Wednesday, September 06, 2017

The Mostly Pains and Occasional Pleasure of being Real

During the past year, I have paid attention to owning my feelings rather than simply skipping over them. This focus was brought on by some challenges in my sleep patterns and a subsequent reading of Bessel Van der Kolk's book "The Body Keeps The Score." His work indicates that childhood developmental trauma is responsible for physical and mental health issues later in life.

The book, a painful read, has many points of interest, but I was especially taken by the notion that in our attempts to please our parents (or authority figures) we often suppress our own feelings. In doing so, we may lose clarity internally, develop emotional blind spots and create unhealthy "ecosystems." However, I have learned that it is extremely difficult to be real about my feelings.

I initially viewed that the challenge would be not being angry or reactive, but that was not at all the issue. Instead, when I have gotten clarity about a specific bad feeling and shared it calmly, the response has been astonishingly similar to my own developmental experience. Instead of being addressed, the feeling is put aside. The result has been a disappointing (at least in the short term) narrowing of my friends.

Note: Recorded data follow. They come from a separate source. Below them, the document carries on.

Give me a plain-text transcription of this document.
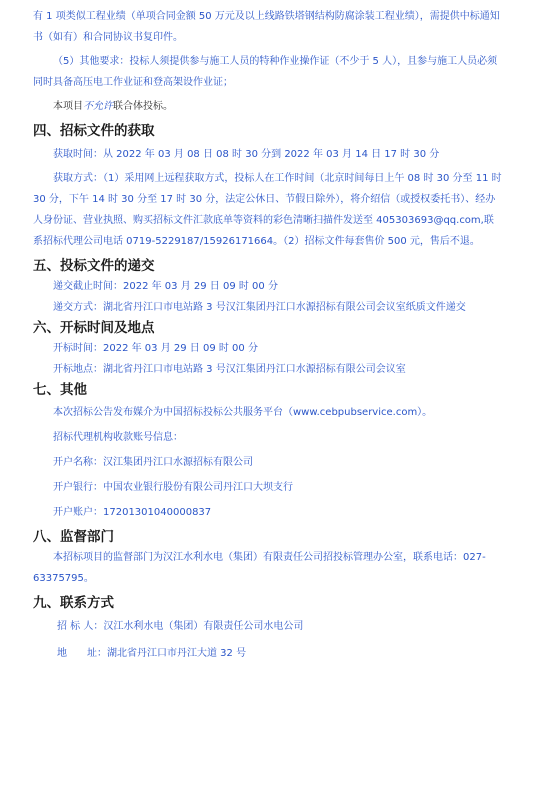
有 1 项类似工程业绩（单项合同金额 50 万元及以上线路铁塔钢结构防腐涂装工程业绩），需提供中标通知书（如有）和合同协议书复印件。

（5）其他要求：投标人须提供参与施工人员的特种作业操作证（不少于 5 人），且参与施工人员必须同时具备高压电工作业证和登高架设作业证；

本项目不允许联合体投标。

四、招标文件的获取

获取时间：从 2022 年 03 月 08 日 08 时 30 分到 2022 年 03 月 14 日 17 时 30 分

获取方式：（1）采用网上远程获取方式，投标人在工作时间（北京时间每日上午 08 时 30 分至 11 时 30 分，下午 14 时 30 分至 17 时 30 分，法定公休日、节假日除外），将介绍信（或授权委托书）、经办人身份证、营业执照、购买招标文件汇款底单等资料的彩色清晰扫描件发送至 405303693@qq.com,联系招标代理公司电话 0719-5229187/15926171664。（2）招标文件每套售价 500 元，售后不退。

五、投标文件的递交

递交截止时间：2022 年 03 月 29 日 09 时 00 分

递交方式：湖北省丹江口市电站路 3 号汉江集团丹江口水源招标有限公司会议室纸质文件递交

六、开标时间及地点

开标时间：2022 年 03 月 29 日 09 时 00 分

开标地点：湖北省丹江口市电站路 3 号汉江集团丹江口水源招标有限公司会议室

七、其他

本次招标公告发布媒介为中国招标投标公共服务平台（www.cebpubservice.com）。

招标代理机构收款账号信息：

开户名称：汉江集团丹江口水源招标有限公司

开户银行：中国农业银行股份有限公司丹江口大坝支行

开户账户：17201301040000837

八、监督部门

本招标项目的监督部门为汉江水利水电（集团）有限责任公司招投标管理办公室，联系电话：027-63375795。

九、联系方式

招 标 人：汉江水利水电（集团）有限责任公司水电公司

地　　址：湖北省丹江口市丹江大道 32 号
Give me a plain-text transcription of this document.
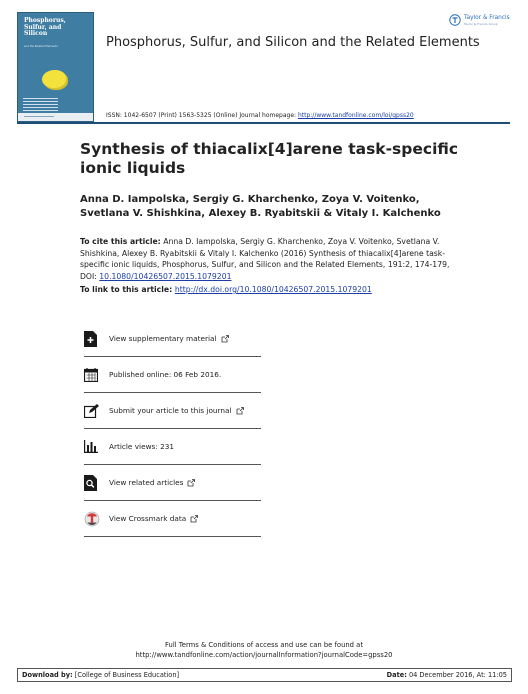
Phosphorus,
Sulfur, and
Silicon
and the Related Elements	Phosphorus, Sulfur, and Silicon and the Related Elements
Taylor & Francis
Taylor & Francis Group
ISSN: 1042-6507 (Print) 1563-5325 (Online) Journal homepage: http://www.tandfonline.com/loi/gpss20
Synthesis of thiacalix[4]arene task-specific ionic liquids
Anna D. Iampolska, Sergiy G. Kharchenko, Zoya V. Voitenko, Svetlana V. Shishkina, Alexey B. Ryabitskii & Vitaly I. Kalchenko
To cite this article: Anna D. Iampolska, Sergiy G. Kharchenko, Zoya V. Voitenko, Svetlana V. Shishkina, Alexey B. Ryabitskii & Vitaly I. Kalchenko (2016) Synthesis of thiacalix[4]arene task-specific ionic liquids, Phosphorus, Sulfur, and Silicon and the Related Elements, 191:2, 174-179, DOI: 10.1080/10426507.2015.1079201
To link to this article: http://dx.doi.org/10.1080/10426507.2015.1079201
View supplementary material
Published online: 06 Feb 2016.
Submit your article to this journal
Article views: 231
View related articles
View Crossmark data
Full Terms & Conditions of access and use can be found at
http://www.tandfonline.com/action/journalInformation?journalCode=gpss20
Download by: [College of Business Education]	Date: 04 December 2016, At: 11:05
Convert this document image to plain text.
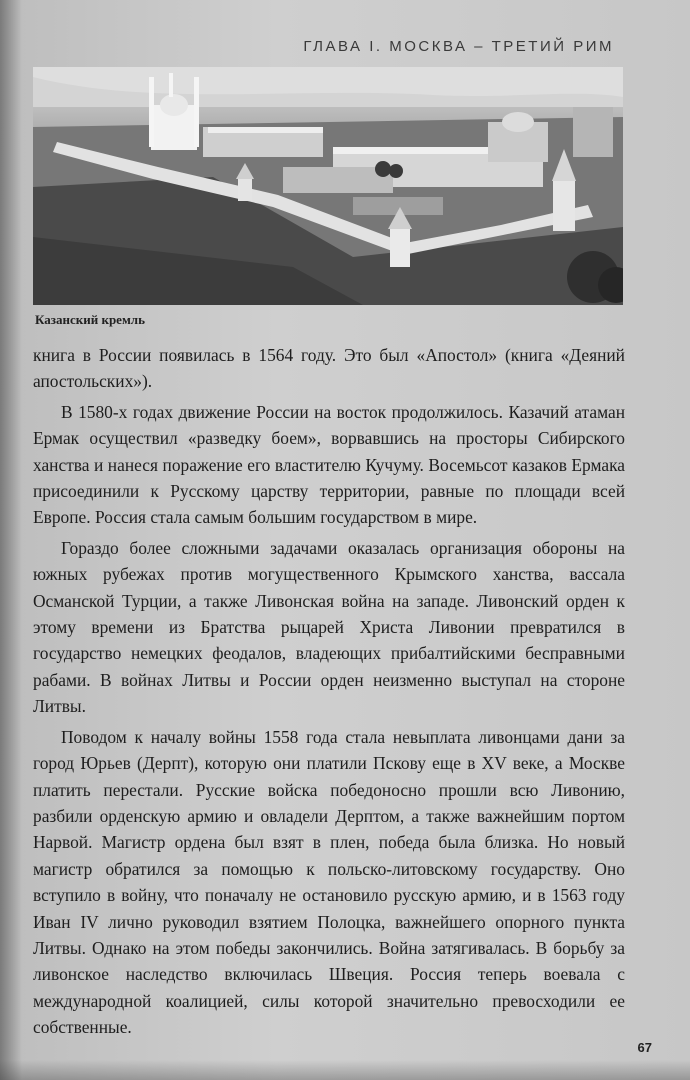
ГЛАВА I. МОСКВА – ТРЕТИЙ РИМ
Казанский кремль

книга в России появилась в 1564 году. Это был «Апостол» (книга «Деяний апостольских»).

В 1580-х годах движение России на восток продолжилось. Казачий атаман Ермак осуществил «разведку боем», ворвавшись на просторы Сибирского ханства и нанеся поражение его властителю Кучуму. Восемьсот казаков Ермака присоединили к Русскому царству территории, равные по площади всей Европе. Россия стала самым большим государством в мире.

Гораздо более сложными задачами оказалась организация обороны на южных рубежах против могущественного Крымского ханства, вассала Османской Турции, а также Ливонская война на западе. Ливонский орден к этому времени из Братства рыцарей Христа Ливонии превратился в государство немецких феодалов, владеющих прибалтийскими бесправными рабами. В войнах Литвы и России орден неизменно выступал на стороне Литвы.

Поводом к началу войны 1558 года стала невыплата ливонцами дани за город Юрьев (Дерпт), которую они платили Пскову еще в XV веке, а Москве платить перестали. Русские войска победоносно прошли всю Ливонию, разбили орденскую армию и овладели Дерптом, а также важнейшим портом Нарвой. Магистр ордена был взят в плен, победа была близка. Но новый магистр обратился за помощью к польско-литовскому государству. Оно вступило в войну, что поначалу не остановило русскую армию, и в 1563 году Иван IV лично руководил взятием Полоцка, важнейшего опорного пункта Литвы. Однако на этом победы закончились. Война затягивалась. В борьбу за ливонское наследство включилась Швеция. Россия теперь воевала с международной коалицией, силы которой значительно превосходили ее собственные.

67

But today I had the opposite experience. In a business context, I shared that I had felt inappropriately treated and readied myself for the multi-month norm of 1) I had it all wrong, 2) there was nothing going on and 3) there was nothing to fix. I also readied myself for a continued narrowing of my social sphere. Instead, I discovered something I didn't know existed - a supportive love and affirmation that has shifted my internal orientation. My social sphere has deepened and I have experienced a transformative support that calls on my best self.

It's true: honesty pays.

Monday, September 04, 2017

Stop and Smell the Roses

This morning I celebrated Labor Day with my daughter Brooke. While walking back from breakfast, she commented on the wonderful smell of the roses we just walked by. I paused and thought, "what a great day to 'stop and smell the roses' as Mac Davis used to sing." I turned around and smelled the roses, but smelled nothing.

I asked Brooke if she could smell them and she said yes even from where she stood (further away). I tried again and smelled nothing. I asked her what roses smelled like. She seemed surprised that I had no sense of their smell. My mother operated a florist shop, I was the delivery boy and had no recollection of a smell of those roses either. Until today, I truly thought that roses were chosen for their appearance! I have also been gardening ten rose bushes for years and harvesting their blossoms for vases in the house without any awareness of smell.

I googled the term and saw several scary articles about the onset of cancer or Parkinson's, but realized that I couldn't smell roses forty years ago, so health issues are not the driver. I searched further and found articles about the "sweet" smell of roses, but apparently that is simply not in my olfactory vocabulary. I might have to rephrase to "stop and smell the magnolias" (which has never been a problem).